K: Então já há um valor, uma ideia?
Pergunto: terá o jovem de hoje um ideal que unifique a vida? Não sei, mas este pode ser um movimento... Sabe, eu fui sempre sensível ao problema da arte - é ela a primeira a detectar os movimentos da História (e a História aqui é um termo cómodo, porque não existe. É um nome onde se metem milhares de factores, as guerras, os livros, tudo...). A História não pára e a arte tem sempre uma palavra a dizer. Hoje, penso que a arte está em grave crise e, para outros, mesmo no fim. Se leu Até ao Fim, há-de lembrar-se da entrevista que o jornalista faz à escultora cuja obra era um monte de pedras. Aquilo não era inventado, aquilo era verdade, eu vi aquilo numa exposição de polacos, que tinha um estendal de sapatos velhos e um monte de pedras. As pessoas desatentas riem-se, troçam, mas a coisa é grave - não são eles que chamam àquilo escultura, é a História, ao actuar no lado invisível de nós. A História assemelha-se à água que passa debaixo da areia; a gente não a vê e lá à frente ela irrompe outra vez. O erro de Marx foi pensar que podia condicionar a História. Mentira: ela está-se nas tintas para os Marx's, decide sozinha, na consciência ou inconsciência dos homens. Agora, veja bem a ironia da História: pelo uso da praxis científica do marxismo, provou-se que ele próprio era um logro...
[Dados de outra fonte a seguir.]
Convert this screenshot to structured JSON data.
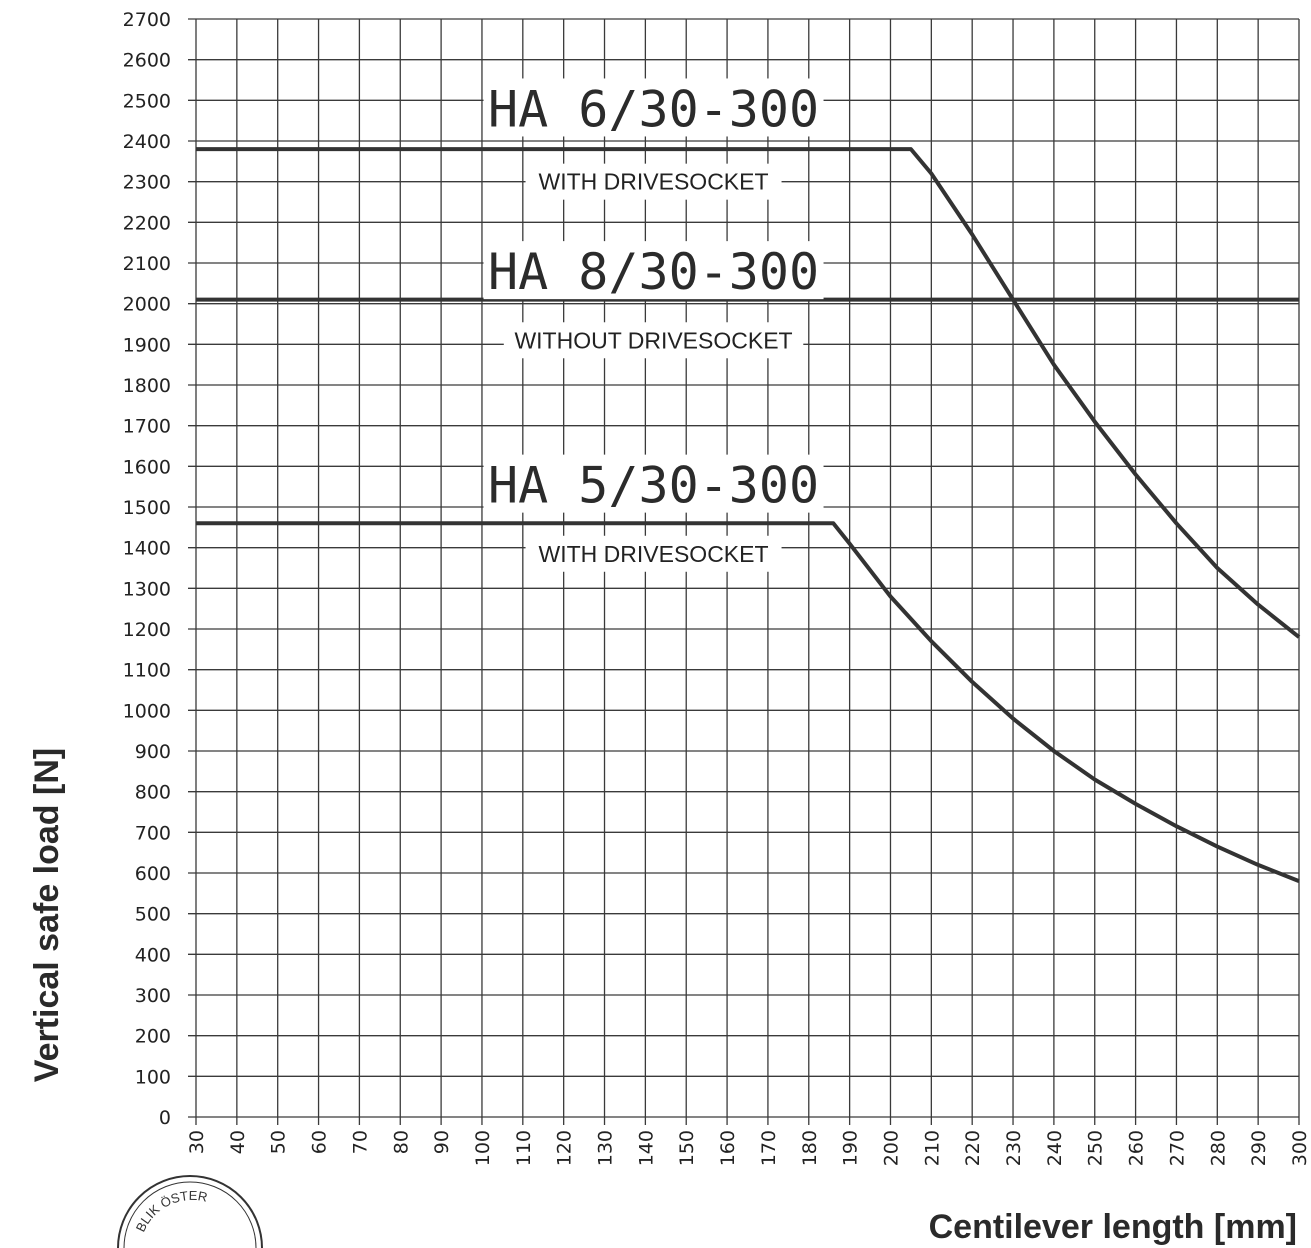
{
  "chart_data": {
    "type": "line",
    "xlabel": "Centilever length [mm]",
    "ylabel": "Vertical safe load [N]",
    "xlim": [
      30,
      300
    ],
    "ylim": [
      0,
      2700
    ],
    "x_ticks": [
      30,
      40,
      50,
      60,
      70,
      80,
      90,
      100,
      110,
      120,
      130,
      140,
      150,
      160,
      170,
      180,
      190,
      200,
      210,
      220,
      230,
      240,
      250,
      260,
      270,
      280,
      290,
      300
    ],
    "y_ticks": [
      0,
      100,
      200,
      300,
      400,
      500,
      600,
      700,
      800,
      900,
      1000,
      1100,
      1200,
      1300,
      1400,
      1500,
      1600,
      1700,
      1800,
      1900,
      2000,
      2100,
      2200,
      2300,
      2400,
      2500,
      2600,
      2700
    ],
    "grid": true,
    "series": [
      {
        "name": "HA 6/30-300",
        "note": "WITH DRIVESOCKET",
        "x": [
          30,
          205,
          210,
          220,
          230,
          240,
          250,
          260,
          270,
          280,
          290,
          300
        ],
        "y": [
          2380,
          2380,
          2320,
          2170,
          2010,
          1850,
          1710,
          1580,
          1460,
          1350,
          1260,
          1180
        ]
      },
      {
        "name": "HA 8/30-300",
        "note": "WITHOUT DRIVESOCKET",
        "x": [
          30,
          300
        ],
        "y": [
          2010,
          2010
        ]
      },
      {
        "name": "HA 5/30-300",
        "note": "WITH DRIVESOCKET",
        "x": [
          30,
          186,
          190,
          200,
          210,
          220,
          230,
          240,
          250,
          260,
          270,
          280,
          290,
          300
        ],
        "y": [
          1460,
          1460,
          1410,
          1280,
          1170,
          1070,
          980,
          900,
          830,
          770,
          715,
          665,
          620,
          580
        ]
      }
    ]
  },
  "seal": {
    "text": "BLIK ÖSTER"
  }
}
K: Facto que deve ter consolado muito o dr., habituado, num país onde a maioria dos intelectuais é de esquerda, a remar contra a maré...
Foi um consolo, sim. Eu tive a sorte de viver o bastante para ver cair os dois fenómenos que mais detestava: o fascismo e o comunismo. Vi a queda de um e de outro e a que realmente me surpreendeu foi a do comunismo. Aquilo era, como agora se diz, um bunker, uma estrutura de cimento armado impenetrável. Mas a História lá se meteu numa fenda, como as plantas se metem por entre as pedras e fazem estalar os passeios, e o bunker estalou. Pude vê-lo, foi bom...
K: Deram-lhe razão...
Ter razão antes do tempo é errar - leva-se de todo o lado, atiram-nos pedras. Mas também é acertar: passei um mau bocado, mas estava certo...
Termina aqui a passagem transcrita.